With two consecutive quarters of strong performance, the unlisted infrastructure asset class is inching closer to its all-time high of 2019, but a higher equity risk premia indicates persistent uncertainty in some sectors.
The infra300® index, which tracks a representative global sample of unlisted infrastructure equity investments worth approximately USD 250bn, rose 4% in Q3 (local currency returns), as the average discount rates remained flat at 8.2% after the increase in interest rates was offset by a drop in the equity risk premia. On a year-on-year basis, the index returned 9.2%, approximately one-third of which can be attributed to the growth in valuations.
At the sector level, the transport sector (TICCS® – IC60) recovered the most and contributed more than half of the broad-market index return. Nevertheless, the airport index remains at its lowest point in more than 5 years. A drop in the valuations of hydroelectric power plants also dampened the returns of the global renewable energy sector (TICCS® – IC70) at 0.4% on the quarter. The wind and solar sectors returned 1.13% on the quarter in local currency. In aggregate, the contracted segment of infrastructure companies (TICCS® – BR10) continued to exhibit a stable performance at 1.5% in local currency for this quarter.
Looking at the corporate governance buckets (TICCS® – CG), both infrastructure projects and corporates saw a small drop in equity risk premia, but the longer duration of infra corporates led to a higher capital appreciation performance over the quarter on a fair market value basis.

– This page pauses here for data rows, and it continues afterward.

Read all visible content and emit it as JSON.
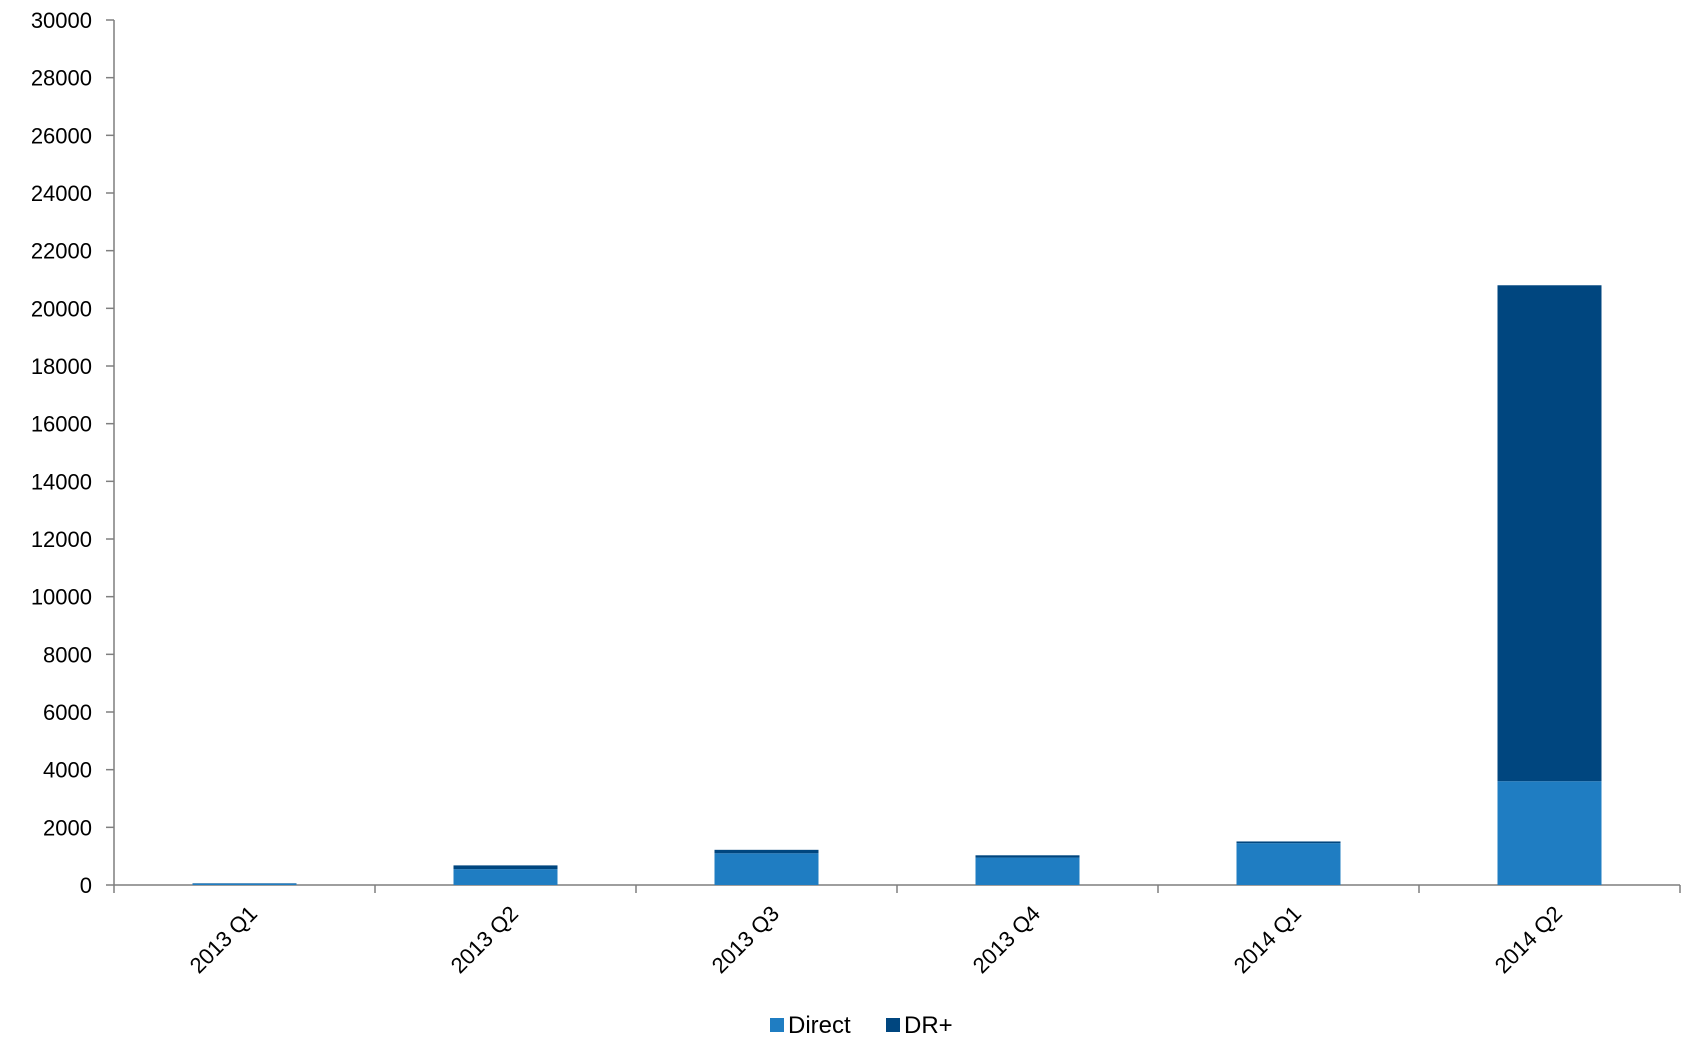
{
  "chart_data": {
    "type": "bar",
    "stacked": true,
    "categories": [
      "2013 Q1",
      "2013 Q2",
      "2013 Q3",
      "2013 Q4",
      "2014 Q1",
      "2014 Q2"
    ],
    "series": [
      {
        "name": "Direct",
        "values": [
          50,
          550,
          1100,
          950,
          1450,
          3600
        ],
        "color": "#1f7dc2"
      },
      {
        "name": "DR+",
        "values": [
          10,
          130,
          120,
          80,
          60,
          17200
        ],
        "color": "#00467f"
      }
    ],
    "ylim": [
      0,
      30000
    ],
    "yticks": [
      0,
      2000,
      4000,
      6000,
      8000,
      10000,
      12000,
      14000,
      16000,
      18000,
      20000,
      22000,
      24000,
      26000,
      28000,
      30000
    ],
    "grid": false,
    "legend_position": "bottom-center"
  }
}
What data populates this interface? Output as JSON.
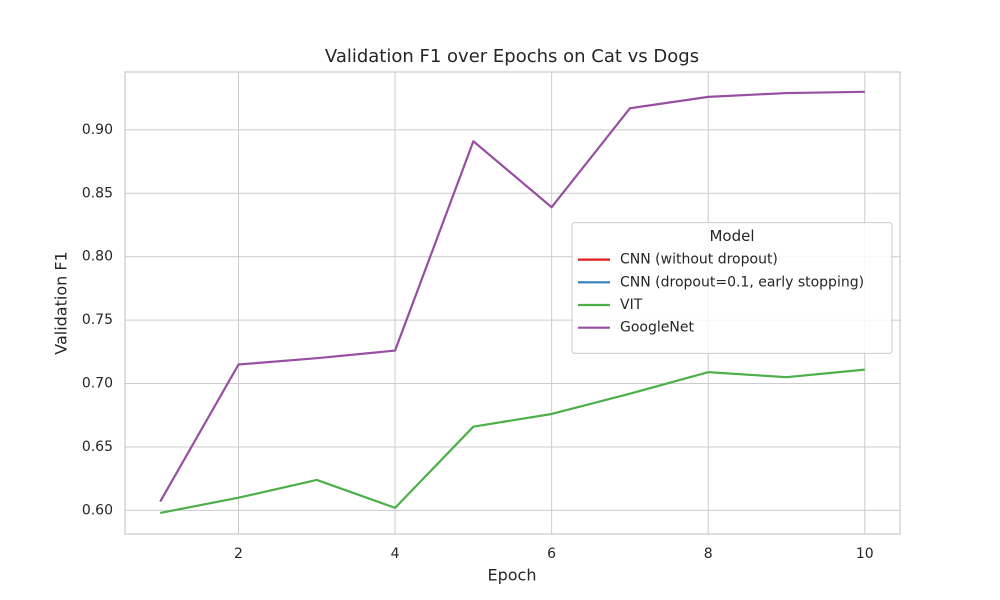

Private infrastructure debt saw a small drop in credit spreads but also a rise in the yield curve. The broad market debt index returned 0.3% in Q3. This index includes more than 1,000 senior debt instruments across infrastructure corporates and projects with a market capitalisation of almost USD 250bn. Average credit spreads for all private infra debt now stand at c.140 bp, their lowest level in over 10 years. Yield-to-maturity, on the other hand, remains higher than the pre-pandemic level at c.2.5%.